Vivir al día: las vendedoras indígenas de muñecas
Por: Roger Velázquez
Sobre la acera entre Plaza de la Constitución y el Jardín Zenea, al pie del restaurante mexicano “Cantina Comalli”, está una de tantas mujeres que imprimen su sudor y ahínco en la elaboración de uno de los elementos más coloridos y tradicionales de nuestra cultura: las muñecas de trapo. Sin embargo, para Marcelina, vendedora ambulante que se procura esta ubicación cuando las posibilidades lo permiten, el verdadero esfuerzo yace en el día a día.
Entre el aroma de las exquisiteces culinarias, mezclado con la fragancia del barro y la cerámica de las artesanías queretanas, las calles míticas de adoquín y de concreto –que a pesar de sus remodelaciones conservan las huellas de la historia– y el vaivén de transeúntes locales y extranjeros –que sin importar su origen se maravillan con la cautivadora arquitectura–; sobresale una casta de origen humilde, cuya vestimenta, a pesar del deterioro, mantiene su vivacidad y alegría.
Distribuidas en ciertos puntos que van desde la calle Luis Pasteur –a un costado de Palacio de Gobierno–, la desembocadura del Andador Libertad con rumbo a la locación de Marcelina, y a las afueras del estacionamiento subterráneo –a unos cuantos pasos de la mencionada–; trabajan todasmientras maquilan más muñecas cuyo detalle demuestra una destreza extraordinaria.

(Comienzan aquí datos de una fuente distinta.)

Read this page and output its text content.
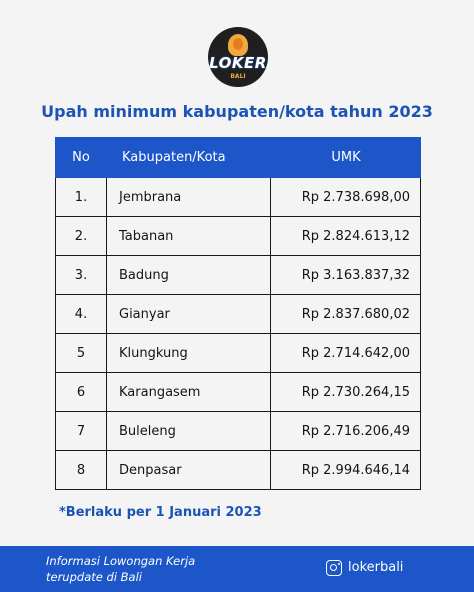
LOKER
BALI
Upah minimum kabupaten/kota tahun 2023
No	Kabupaten/Kota	UMK
1.	Jembrana	Rp 2.738.698,00
2.	Tabanan	Rp 2.824.613,12
3.	Badung	Rp 3.163.837,32
4.	Gianyar	Rp 2.837.680,02
5	Klungkung	Rp 2.714.642,00
6	Karangasem	Rp 2.730.264,15
7	Buleleng	Rp 2.716.206,49
8	Denpasar	Rp 2.994.646,14
*Berlaku per 1 Januari 2023
Informasi Lowongan Kerja
terupdate di Bali
lokerbali
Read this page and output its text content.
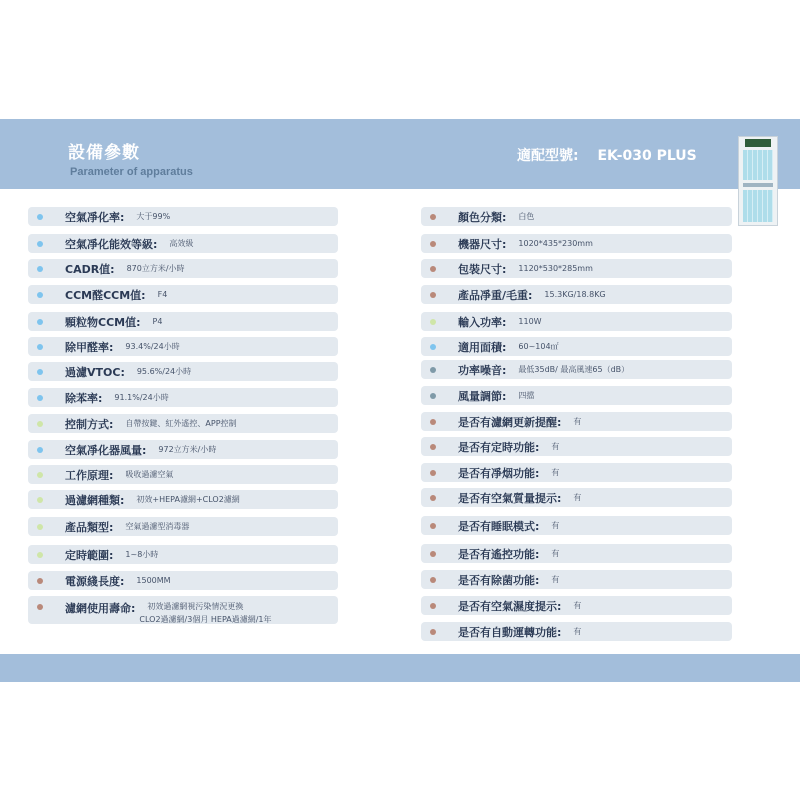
設備參數
Parameter of apparatus
適配型號: EK-030 PLUS
空氣凈化率: 大于99%
空氣凈化能效等級: 高效級
CADR值: 870立方米/小時
CCM醛CCM值: F4
顆粒物CCM值: P4
除甲醛率: 93.4%/24小時
過濾VTOC: 95.6%/24小時
除苯率: 91.1%/24小時
控制方式: 自帶按鍵、紅外遙控、APP控制
空氣凈化器風量: 972立方米/小時
工作原理: 吸收過濾空氣
過濾網種類: 初效+HEPA濾網+CLO2濾網
產品類型: 空氣過濾型消毒器
定時範圍: 1~8小時
電源綫長度: 1500MM
濾網使用壽命: 初效過濾網視污染情況更換
CLO2過濾網/3個月 HEPA過濾網/1年
顏色分類: 白色
機器尺寸: 1020*435*230mm
包裝尺寸: 1120*530*285mm
產品凈重/毛重: 15.3KG/18.8KG
輸入功率: 110W
適用面積: 60~104㎡
功率噪音: 最低35dB/ 最高風速65（dB）
風量調節: 四擋
是否有濾網更新提醒: 有
是否有定時功能: 有
是否有凈烟功能: 有
是否有空氣質量提示: 有
是否有睡眠模式: 有
是否有遙控功能: 有
是否有除菌功能: 有
是否有空氣濕度提示: 有
是否有自動運轉功能: 有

Con una amplia gama de trozos de tela, fragmentos de algodón, hilares de varios colores, y un corroído punzón, las manos desgastadas de Marcelina y de las tantas otras, confeccionan esas pequeñas marionetas que inevitablemente atraen la atención de cuantos pasan a sus alrededores.
Las hay de 25, 35 y 50 pesos, dependiendo del tamaño. Aunque el encanto y finura de todas es igual de meritorio, no solo por su calidad, sino por el empeño que implican estas. “Cuesta mucho trabajo”, aseveró Marcelina sobre su faena.

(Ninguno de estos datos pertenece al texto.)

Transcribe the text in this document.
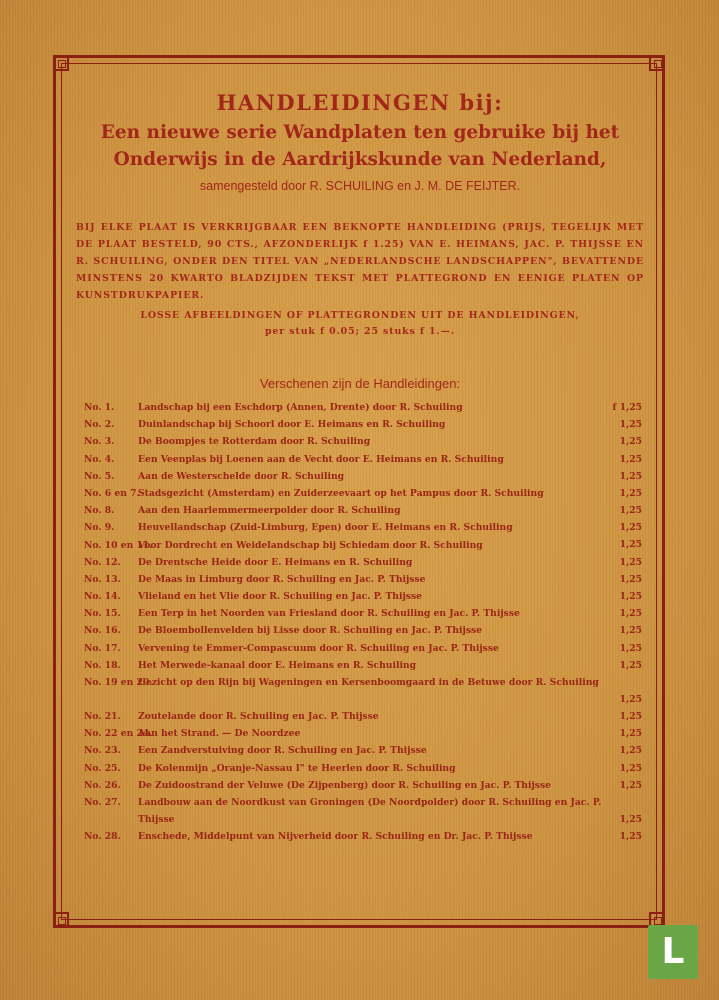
HANDLEIDINGEN bij:
Een nieuwe serie Wandplaten ten gebruike bij het
Onderwijs in de Aardrijkskunde van Nederland,
samengesteld door R. SCHUILING en J. M. DE FEIJTER.
BIJ ELKE PLAAT IS VERKRIJGBAAR EEN BEKNOPTE HANDLEIDING (PRIJS, TEGELIJK MET DE PLAAT BESTELD, 90 CTS., AFZONDERLIJK f 1.25) VAN E. HEIMANS, JAC. P. THIJSSE EN R. SCHUILING, ONDER DEN TITEL VAN „NEDERLANDSCHE LANDSCHAPPEN", BEVATTENDE MINSTENS 20 KWARTO BLADZIJDEN TEKST MET PLATTEGROND EN EENIGE PLATEN OP KUNSTDRUKPAPIER.
LOSSE AFBEELDINGEN OF PLATTEGRONDEN UIT DE HANDLEIDINGEN,
per stuk f 0.05; 25 stuks f 1.—.
Verschenen zijn de Handleidingen:
No. 1.	Landschap bij een Eschdorp (Annen, Drente) door R. Schuiling	f 1,25
No. 2.	Duinlandschap bij Schoorl door E. Heimans en R. Schuiling	1,25
No. 3.	De Boompjes te Rotterdam door R. Schuiling	1,25
No. 4.	Een Veenplas bij Loenen aan de Vecht door E. Heimans en R. Schuiling	1,25
No. 5.	Aan de Westerschelde door R. Schuiling	1,25
No. 6 en 7.
Stadsgezicht (Amsterdam) en Zuiderzeevaart op het Pampus door R. Schuiling	1,25
No. 8.	Aan den Haarlemmermeerpolder door R. Schuiling	1,25
No. 9.	Heuvellandschap (Zuid-Limburg, Epen) door E. Heimans en R. Schuiling	1,25
No. 10 en 11.
Voor Dordrecht en Weidelandschap bij Schiedam door R. Schuiling	1,25
No. 12. De Drentsche Heide door E. Heimans en R. Schuiling	1,25
No. 13. De Maas in Limburg door R. Schuiling en Jac. P. Thijsse	1,25
No. 14. Vlieland en het Vlie door R. Schuiling en Jac. P. Thijsse	1,25
No. 15. Een Terp in het Noorden van Friesland door R. Schuiling en Jac. P. Thijsse	1,25
No. 16. De Bloembollenvelden bij Lisse door R. Schuiling en Jac. P. Thijsse	1,25
No. 17. Vervening te Emmer-Compascuum door R. Schuiling en Jac. P. Thijsse	1,25
No. 18. Het Merwede-kanaal door E. Heimans en R. Schuiling	1,25
No. 19 en 20.
Gezicht op den Rijn bij Wageningen en Kersenboomgaard in de Betuwe door R. Schuiling
1,25
No. 21. Zoutelande door R. Schuiling en Jac. P. Thijsse	1,25
No. 22 en 24.
Aan het Strand. — De Noordzee	1,25
No. 23. Een Zandverstuiving door R. Schuiling en Jac. P. Thijsse	1,25
No. 25. De Kolenmijn „Oranje-Nassau I" te Heerlen door R. Schuiling	1,25
No. 26. De Zuidoostrand der Veluwe (De Zijpenberg) door R. Schuiling en Jac. P. Thijsse	1,25
No. 27. Landbouw aan de Noordkust van Groningen (De Noordpolder) door R. Schuiling en Jac. P. Thijsse	1,25
No. 28. Enschede, Middelpunt van Nijverheid door R. Schuiling en Dr. Jac. P. Thijsse	1,25
L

Pero el verdadero vigor recae en llegar hasta donde están, y claro, mantenerse.
Marcelina, al igual que sus “compañeras” –como las denomina ella– son oriundas del municipio de Amealco, en donde dejan a sus familias para venir a trabajar a la capital. De esta forma, sus vidas se ven divididas entre la calidez del hogar en su tierra natal; y el ardor de su oficio, expuesto a la traicionera intemperie y el frecuente menosprecio de los peatones.
Su ir y venir se ve alternado cada ocho días, comentó Marcelina; de tal forma que las semanas que tocan ausentarse de casa, encuentran únicamente descanso en un albergue ubicado en la calle de Guerrero, al cual acuden tras el final de sus jornadas completas, señaló.
A las complicaciones que de por sí significa esto, se le añade el ocasional asedio de las autoridades, quienes interrumpen su venta debido a la falta de permisos. Marcelina expresó que laboran cuando pueden, pues al ver la presencia de un inspector, deben parar el comercio, puesto que son retiradas; aunque sólo se mueven a otra parte, dijo.
Es así que el ímpetu de Marcelina y sus compañeras por tener un sustento digno y honrado, a pesar de las adversidades que éste implica, mantiene viva una de las tradiciones más entrañables, no solo de nuestro estado, sino del país entero; un oficio inocente y remarcable, sin el cual, nuestro Centro Histórico y cultura, no serían lo mismo.